Уроки текли своим чередом, Малиновский больше не приставал ни с любовью, ни с угрозами, архимандрит Вишневский и вовсе отвернулся от него, и настораживающая тишина пугала, хотя и была на руку Василию. После того как с трудом и ощупью были пройдены глубокие пещеры логики, подлежало им при помощи Духа Святого погрузиться в философию естественную и понять ее согласно учению Аристотеля, но, гласила важнейшая оговорка ректора, следовало пуще нечистого остерегаться мудрствования, несогласного с православием и восстающего на разум Божий.

От голоса учителя мутило, бросало в сон, потянулись и вовсе нестерпимые дни и месяцы, но зима снова отступала, приближалась долгожданная весна, спасительная, открывающая неведомые дали.

Отец Иероним уехал в Голландию, не преминув горячо распроститься с ухмыльнувшимся про себя Тредиаковским – ведь он знал, знал наверняка, что им предстоит вскоре свидеться снова, но тогда, там он уже не будет заточенным в тюремные стены подневольным школяром. В дорогу Василий подарил Колпецкому черновик своей «Аргениды» – регент был тронут до слез драгоценным подарком, не подозревая, что Васька таким образом просто спасает дорогой ему последний экземпляр поэмы.

Все желания подавило в душе одно, главное – скорее, скорее бы… Коробов принялся готовить обозы, назначены уже были люди, с которыми Тредиаковский доедет до Ревеля, где пересядет на корабль, на его «Арго», и он понесется, объятый ветром, в волшебную, чудесную Голландию. Он придумал веселую песенку и насвистывал ее, таинственно перемигиваясь с Васятой и Алешкой:

Ах, широки

И глубоки

Воды морски, разбьют боки.

Вось заставят,

Не оставят,

Добры ветры и приставят.

И наступил день, наступил! И он с утра, с раннего утра ушел на головкинское подворье навсегда, навсегда распростился со спасскими стенами, с классами, с топчаном, с тридцатью восемью ступенями лестницы, со всем, со всеми: с дорогим Васятой Адодуровым и с любимым, верным и так преданным Алешкой Монокулюсом. Он произнес в уме эту триаду и поразился: слово звучало двояко, но оба значения точно отражали суть – он почти уже забыл о своем унижении, о страданиях, о предательстве и, снова вспомнив, еще раз порадовался, что уходит, и жаль было только двух сердечных друзей, а остальное… гори оно огнем!
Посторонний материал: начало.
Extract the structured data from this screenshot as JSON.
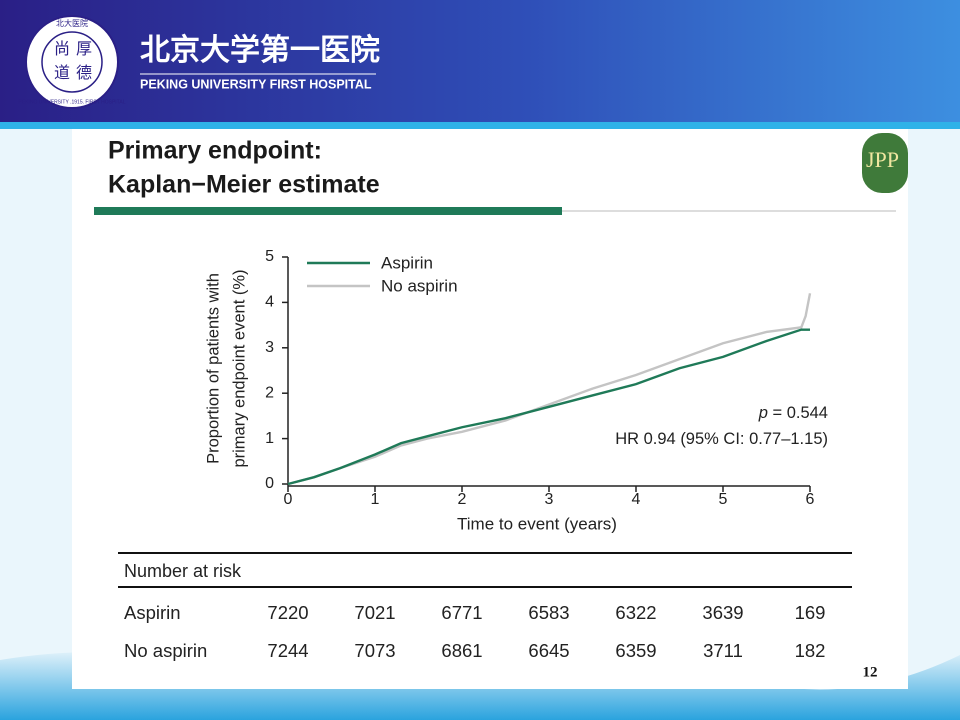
{
  "header": {
    "seal_top": "北大医院",
    "seal_center": [
      "尚",
      "厚",
      "道",
      "德"
    ],
    "seal_ring": "PEKING UNIVERSITY .1915. FIRST HOSPITAL",
    "name_chinese": "北京大学第一医院",
    "name_english": "PEKING UNIVERSITY FIRST HOSPITAL",
    "badge": "JPP"
  },
  "slide_title": [
    "Primary endpoint:",
    "Kaplan−Meier estimate"
  ],
  "chart_data": {
    "type": "line",
    "ylabel": [
      "Proportion of patients with",
      "primary endpoint event (%)"
    ],
    "xlabel": "Time to event (years)",
    "xlim": [
      0,
      6
    ],
    "xticks": [
      0,
      1,
      2,
      3,
      4,
      5,
      6
    ],
    "ylim": [
      0,
      5
    ],
    "yticks": [
      0,
      1,
      2,
      3,
      4,
      5
    ],
    "legend": "top-left",
    "series": [
      {
        "name": "Aspirin",
        "color": "#1f7a58",
        "x": [
          0,
          0.3,
          0.6,
          1.0,
          1.3,
          1.6,
          2.0,
          2.5,
          3.0,
          3.5,
          4.0,
          4.5,
          5.0,
          5.5,
          5.9,
          6.0
        ],
        "values": [
          0,
          0.15,
          0.35,
          0.65,
          0.9,
          1.05,
          1.25,
          1.45,
          1.7,
          1.95,
          2.2,
          2.55,
          2.8,
          3.15,
          3.4,
          3.4
        ]
      },
      {
        "name": "No aspirin",
        "color": "#c4c4c4",
        "x": [
          0,
          0.3,
          0.6,
          1.0,
          1.3,
          1.6,
          2.0,
          2.5,
          3.0,
          3.5,
          4.0,
          4.5,
          5.0,
          5.5,
          5.9,
          5.95,
          6.0
        ],
        "values": [
          0,
          0.15,
          0.35,
          0.6,
          0.85,
          1.0,
          1.15,
          1.4,
          1.75,
          2.1,
          2.4,
          2.75,
          3.1,
          3.35,
          3.45,
          3.7,
          4.2
        ]
      }
    ],
    "annotations": [
      {
        "italic": "p",
        "text": " = 0.544"
      },
      {
        "text": "HR 0.94 (95% CI: 0.77–1.15)"
      }
    ]
  },
  "risk_table": {
    "title": "Number at risk",
    "rows": [
      [
        "Aspirin",
        "7220",
        "7021",
        "6771",
        "6583",
        "6322",
        "3639",
        "169"
      ],
      [
        "No aspirin",
        "7244",
        "7073",
        "6861",
        "6645",
        "6359",
        "3711",
        "182"
      ]
    ]
  },
  "page_number": "12"
}
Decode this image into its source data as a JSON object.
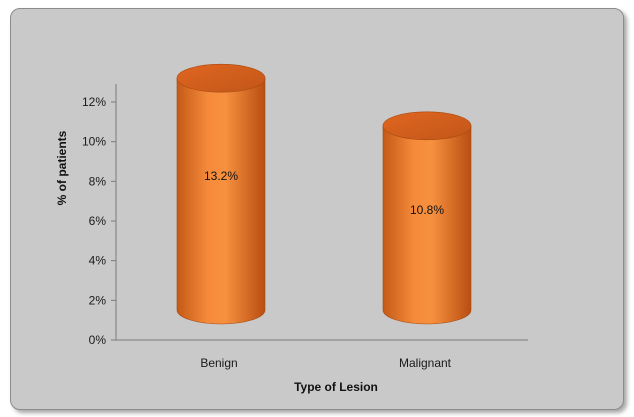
{
  "chart_data": {
    "type": "bar",
    "title": "",
    "xlabel": "Type of Lesion",
    "ylabel": "% of patients",
    "categories": [
      "Benign",
      "Malignant"
    ],
    "values": [
      13.2,
      10.8
    ],
    "data_labels": [
      "13.2%",
      "10.8%"
    ],
    "ylim": [
      0,
      12
    ],
    "yticks": [
      "0%",
      "2%",
      "4%",
      "6%",
      "8%",
      "10%",
      "12%"
    ],
    "bar_shape": "cylinder",
    "bar_color": "#f07a2c",
    "background_color": "#c9c9c9",
    "grid": false,
    "legend": "none"
  }
}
Он почувствовал вдруг, что кончился круг жизни, важный поначалу и прискучивший под конец, и вот он летит, несется, набирая скорость, по последнему отрезку времени старого, чтобы выскочить за границу – в новое, неведомое, манящее. Наконец-то сбросил он серую, надоевшую спасскую одежду! Облачился в подаренный Коробовым камзол, кафтан, в башмаки с серебряными пряжками и железными, цокающими при ходьбе подковками; натянул малиновые, в цвет верхнего белья и штанов, чулки, повязал белый бесконечный, длинный, пышный шейный галстук, надел парик, пудреный парик! и не узнал себя в зеркале. Он схватил в руки треугольную шляпу, больше нужную по форме, чем для дела, ибо в парике было непривычно душно и тепло, он схватил в руки черную с белым кантом треуголку и помчался по разбитому старинному тракту из Москвы, к Ревелю, к Ревелю, к своему кораблю, к страшному темному морю, проклиная медлительную скрипучую обозную скорость.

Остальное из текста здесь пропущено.